Here is a quick round-up of this week’s technology headlines and related stories you may have missed:
1. Dancing in the dark. The malware that caused a power outage affecting 230,000 Ukrainians in December 2016 could be used to disrupt U.S. power grids, according to analysis by Dragos, a cybersecurity firm that specializes in the security of industrial control systems, and ESET. In response, the North American Electric Reliability Corporation reported that there has been no reported instances of malware in North America. Dragos attributed the malware, which it is calling CrashOverride, to Electrum—a group with links to the Sandworm hacking incidents in 2014 and 2015. Moreover, in order to get the resources and framework needed to test the malware, Electrum likely needed government support, which Dragos tied back to Russia. The threat of CrashOverride extends beyond power grids. The software is like a Swiss army knife—with a few modifications, it can also target several different industrial control systems such as those that power gas and water delivery systems, marking an “an evolution of tradecraft we haven’t seen before” in the words of Dragos CEO Rob M. Lee.

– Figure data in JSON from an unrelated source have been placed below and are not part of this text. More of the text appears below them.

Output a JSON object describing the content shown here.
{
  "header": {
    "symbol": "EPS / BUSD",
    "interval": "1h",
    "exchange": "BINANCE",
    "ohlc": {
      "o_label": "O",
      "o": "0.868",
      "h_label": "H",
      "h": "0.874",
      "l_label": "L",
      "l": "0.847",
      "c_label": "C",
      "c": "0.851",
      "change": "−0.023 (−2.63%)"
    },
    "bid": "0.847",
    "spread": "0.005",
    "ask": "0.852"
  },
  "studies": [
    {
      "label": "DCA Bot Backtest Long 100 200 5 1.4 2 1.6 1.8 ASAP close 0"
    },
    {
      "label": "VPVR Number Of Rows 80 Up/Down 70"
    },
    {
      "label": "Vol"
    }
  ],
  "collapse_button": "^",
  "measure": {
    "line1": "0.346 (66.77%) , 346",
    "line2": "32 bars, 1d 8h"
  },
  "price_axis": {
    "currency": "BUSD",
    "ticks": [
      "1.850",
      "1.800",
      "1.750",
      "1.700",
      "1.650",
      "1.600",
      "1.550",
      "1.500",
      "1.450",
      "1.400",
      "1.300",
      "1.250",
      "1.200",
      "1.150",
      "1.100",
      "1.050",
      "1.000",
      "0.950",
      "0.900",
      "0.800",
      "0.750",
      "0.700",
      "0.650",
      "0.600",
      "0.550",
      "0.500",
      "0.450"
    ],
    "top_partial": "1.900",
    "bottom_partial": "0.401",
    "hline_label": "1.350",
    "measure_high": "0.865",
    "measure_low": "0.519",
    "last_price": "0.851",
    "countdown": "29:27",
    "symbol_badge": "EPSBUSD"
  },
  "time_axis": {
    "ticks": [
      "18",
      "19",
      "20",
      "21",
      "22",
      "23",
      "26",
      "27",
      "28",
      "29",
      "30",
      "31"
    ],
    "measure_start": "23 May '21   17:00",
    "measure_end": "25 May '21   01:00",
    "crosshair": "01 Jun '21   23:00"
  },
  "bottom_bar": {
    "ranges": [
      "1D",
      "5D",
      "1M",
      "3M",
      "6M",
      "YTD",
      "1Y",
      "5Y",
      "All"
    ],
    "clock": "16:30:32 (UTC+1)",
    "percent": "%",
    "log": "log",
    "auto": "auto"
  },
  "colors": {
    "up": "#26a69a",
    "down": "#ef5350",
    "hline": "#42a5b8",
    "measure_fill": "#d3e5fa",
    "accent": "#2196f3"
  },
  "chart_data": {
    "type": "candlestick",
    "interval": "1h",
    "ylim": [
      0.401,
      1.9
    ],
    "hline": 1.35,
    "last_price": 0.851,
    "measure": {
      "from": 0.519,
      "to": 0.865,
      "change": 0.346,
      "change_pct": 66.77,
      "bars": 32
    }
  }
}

2. Censor all the things! Over the last three weeks, the Egyptian government has blocked access to more than fifty news websites, including Al Jazeera, and companies that offer virtual private network (VPN) services that would help Egyptian netizens circumvent the block. It's unclear why the blocking began, but according to Al-Masry Al-Youm—an Egyptian newspaper—authorities said the censorship was permitted under the country's anti-terrorism laws. The blocking in Egypt comes at the same time that Afrinic, the body that allocates IP addresses in Africa, shot down a proposal that would have prohibited it from allocating addresses to governments that block internet access. Earlier this year, Cameroon shut off internet access to its Anglophone-speaking regions for 93 days and Egyptian authorities famously cut off internet access in 2011 in an attempt to stem the Arab Spring. The controversial proposal triggered a debate about the wisdom of involving technical organizations that manage the internet's day-to-day operations in political decisions regarding access to the internet.
3. Lazarus rises in North Korea. The United States has publicly attributed the cyber threat actor known as the Lazarus Group to the North Korean government. The attribution, which came in the form of an alert released by the United States Computer Emergency Readiness Team (US-CERT), is not surprising given that many in the cybersecurity community already believed Lazarus to be North Korean. In the alert, US-CERT released a number of indicators of compromise, allowing network defenders to identify North Korean malware in their network and remove it. In additional Hermit Kingdom news, the National Security Agency attributed the WannaCry malware to North Korea with moderate confidence, according to the Washington Post. If the attribution is correct, it is unclear why North Korea resorted to ransomware to raise money. WannaCry is believed to have raised on $140,000, a paltry sum compared to millions pillaged in the recent SWIFT-related bank heists, also believed to be the work of Pyongyang.
4. Bringing NAFTA into the 21st century. The Internet Association (IA), a lobbying group representing tech's biggest names including Amazon, Google, Microsoft, Facebook, and Uber, outlined its policy priorities for the North American Free Trade Agreement (NAFTA) in a white paper released this week. In May, President Trump notified Congress of his intent to renegotiate NAFTA, and Canada and Mexico have expressed interest in modernizing the deal. IA wants a revised NAFTA to “promote free flow of information across borders and prevent forced data localization,” facilitate trade for “small internet-enabled U.S. sellers,” and include fair use copyright provisions. Tech industry groups want to continue the trend, which stated with the Obama administration, of including digital economy provisions in trade deals to protect the free flow of digital goods and services, perceived to be under threat due to the trend of data localization and other cyber sovereignty measures.